Pretoria - The EFF in Tshwane has postponed a picket that was planned to take place outside the Israel embassy in Pretoria.
The red berets have been in solidarity with the Palestine people who are involved in a war against Israel.
However, the EFF postponed its much-anticipated protest, saying the Israeli Embassy had protested against it.
Speaking to the Pretoria News yesterday, EFF regional chairperson, Obakeng Ramabodu, said the party still had “issues to work on”.
He said they still needed to process the organising committee.
“The picket has been postponed to next week. We need to process applications and organise ourselves first,” Ramabodu said.
The two Middle Eastern countries have been at loggerheads since more than a week ago after the Palestinian Hamas group launched a surprise military operation against Israel.
Retaliating to the assault, the Israeli military launched a counter operation, initially targeting Hamas in the Gaza Strip where 2 000 Palestinian civilians were killed.
The Pretoria News can reveal that the SA governing party, the ANC, is discussing a possible sanction against Israel at its National Executive Committee (NEC) meeting currently taking place at Birchwood in Benoni.
According to insiders, some ANC members, during the meeting called for President Cyril Ramaphosa to ban the Israel Embassy “until further notice”.
The ANC has also not hidden its support for Palestine.
Department of International Relations Minister Naledi Pandor confirmed that there were conversations-around that “with caution”.
“It’s an issue that is open to discussion, but I would not like for the government to force an effect in terms of the core issue, which is the people of Palestine,” Pandor said on national television.
Her department condemned in the strongest possible terms Israel’s violation of the Geneva Conventions and the abandonment of International Humanitarian Law in Gaza, by its “intentional denial of food, water, electricity and fuel to the people of Gaza”.
On Friday, Palestinian Ambassador to South African, Hanan Jarrar, compared the “military onslaught” by the Israeli government in her country to apartheid.
She said the Israelis were planning a genocide.
Jarrar also criticised world leaders for turning a blind eye to the “genocidal war” that has devastated the Gaza Strip since the weekend.
The ambassador compared Israel’s occupation of Palestine to apartheid, also accusing the international community of silence while crimes against humanity were taking place,
“More than 17 Israeli human rights organisations have reported that Israel’s actions in the West Bank meet the criteria of apartheid, as defined in international law.
“Apartheid is the root of the problem and the cause of the illness that we urge the international community to address instead of the symptoms. History is repeating itself, and those who remain silent about these ongoing crimes are part of the problem.
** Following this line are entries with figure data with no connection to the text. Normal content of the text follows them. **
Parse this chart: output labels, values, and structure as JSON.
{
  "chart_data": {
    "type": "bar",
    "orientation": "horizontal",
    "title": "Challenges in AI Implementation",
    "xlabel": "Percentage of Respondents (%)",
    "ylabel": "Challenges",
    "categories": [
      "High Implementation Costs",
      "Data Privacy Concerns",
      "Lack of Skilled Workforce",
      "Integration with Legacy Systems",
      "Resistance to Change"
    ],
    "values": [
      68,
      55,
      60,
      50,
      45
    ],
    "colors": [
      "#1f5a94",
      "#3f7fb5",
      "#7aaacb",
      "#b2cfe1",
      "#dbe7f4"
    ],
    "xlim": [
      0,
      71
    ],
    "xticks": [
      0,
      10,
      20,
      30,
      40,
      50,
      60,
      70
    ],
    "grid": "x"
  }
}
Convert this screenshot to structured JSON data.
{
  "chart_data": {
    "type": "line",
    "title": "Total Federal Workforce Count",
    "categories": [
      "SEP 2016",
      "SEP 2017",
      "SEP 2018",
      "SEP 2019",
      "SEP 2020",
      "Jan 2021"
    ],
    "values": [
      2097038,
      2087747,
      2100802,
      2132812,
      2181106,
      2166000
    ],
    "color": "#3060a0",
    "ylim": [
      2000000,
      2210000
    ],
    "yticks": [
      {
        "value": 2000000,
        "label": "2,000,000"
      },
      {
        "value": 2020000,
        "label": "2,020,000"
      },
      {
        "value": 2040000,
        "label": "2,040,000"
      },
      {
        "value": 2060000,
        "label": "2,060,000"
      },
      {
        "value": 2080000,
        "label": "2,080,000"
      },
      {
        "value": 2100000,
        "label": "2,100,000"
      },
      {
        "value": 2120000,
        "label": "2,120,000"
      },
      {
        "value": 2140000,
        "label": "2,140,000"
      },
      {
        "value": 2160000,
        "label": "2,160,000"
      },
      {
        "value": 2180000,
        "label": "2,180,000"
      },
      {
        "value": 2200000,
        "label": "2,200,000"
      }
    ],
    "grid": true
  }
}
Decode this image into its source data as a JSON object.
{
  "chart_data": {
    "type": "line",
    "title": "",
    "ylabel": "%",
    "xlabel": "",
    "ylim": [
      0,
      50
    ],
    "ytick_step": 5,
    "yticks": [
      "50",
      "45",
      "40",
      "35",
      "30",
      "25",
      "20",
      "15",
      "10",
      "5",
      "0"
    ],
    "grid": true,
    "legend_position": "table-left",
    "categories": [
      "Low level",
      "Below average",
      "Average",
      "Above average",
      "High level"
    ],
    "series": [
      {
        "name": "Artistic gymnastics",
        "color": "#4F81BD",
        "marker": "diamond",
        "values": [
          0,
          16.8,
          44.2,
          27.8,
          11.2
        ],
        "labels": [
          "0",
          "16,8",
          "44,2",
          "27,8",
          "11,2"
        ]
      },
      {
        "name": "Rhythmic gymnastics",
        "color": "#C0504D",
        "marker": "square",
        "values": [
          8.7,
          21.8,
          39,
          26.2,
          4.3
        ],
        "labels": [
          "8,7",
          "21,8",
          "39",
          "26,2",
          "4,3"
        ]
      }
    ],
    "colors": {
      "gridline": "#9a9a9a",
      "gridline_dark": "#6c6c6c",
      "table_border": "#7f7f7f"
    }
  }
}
“In South Africa, the problem was not that some members of the liberation movement chose armed resistance.
“The problem was apartheid itself. That should also be the case for Palestinians,” Jarrar said.
She added that the international community had an obligation to address the root cause instead of reverting to simplistic statements that demonise, dehumanise or dismiss Palestinian lives and rights and treat only the symptoms of this prolonged injustice.
Jarrar said Israel was planning to wipe out the Palestinian existence.
“What is going on now on the ground is not a war; its genocide committed by the occupying power of Israel against the Palestinian people.
“The Israeli government is trying to show that the people of Gaza have two options: either to die or to be transferred from their own land, and this is the real fear of the Palestinians, because we have an experience.
“In 1948, when Israel did this, Palestinians scattered in refugee all over the world, and they are still scattered all over the world, right to this minute,” she said.
She said there were 7 million Palestinians now living outside of Palestine as refugees without access to their homeland.
“It’s a genocide, ethnic cleansing. There is no other word that can describe this situation right now,” she said.
She said she was grateful to the South African government for their support.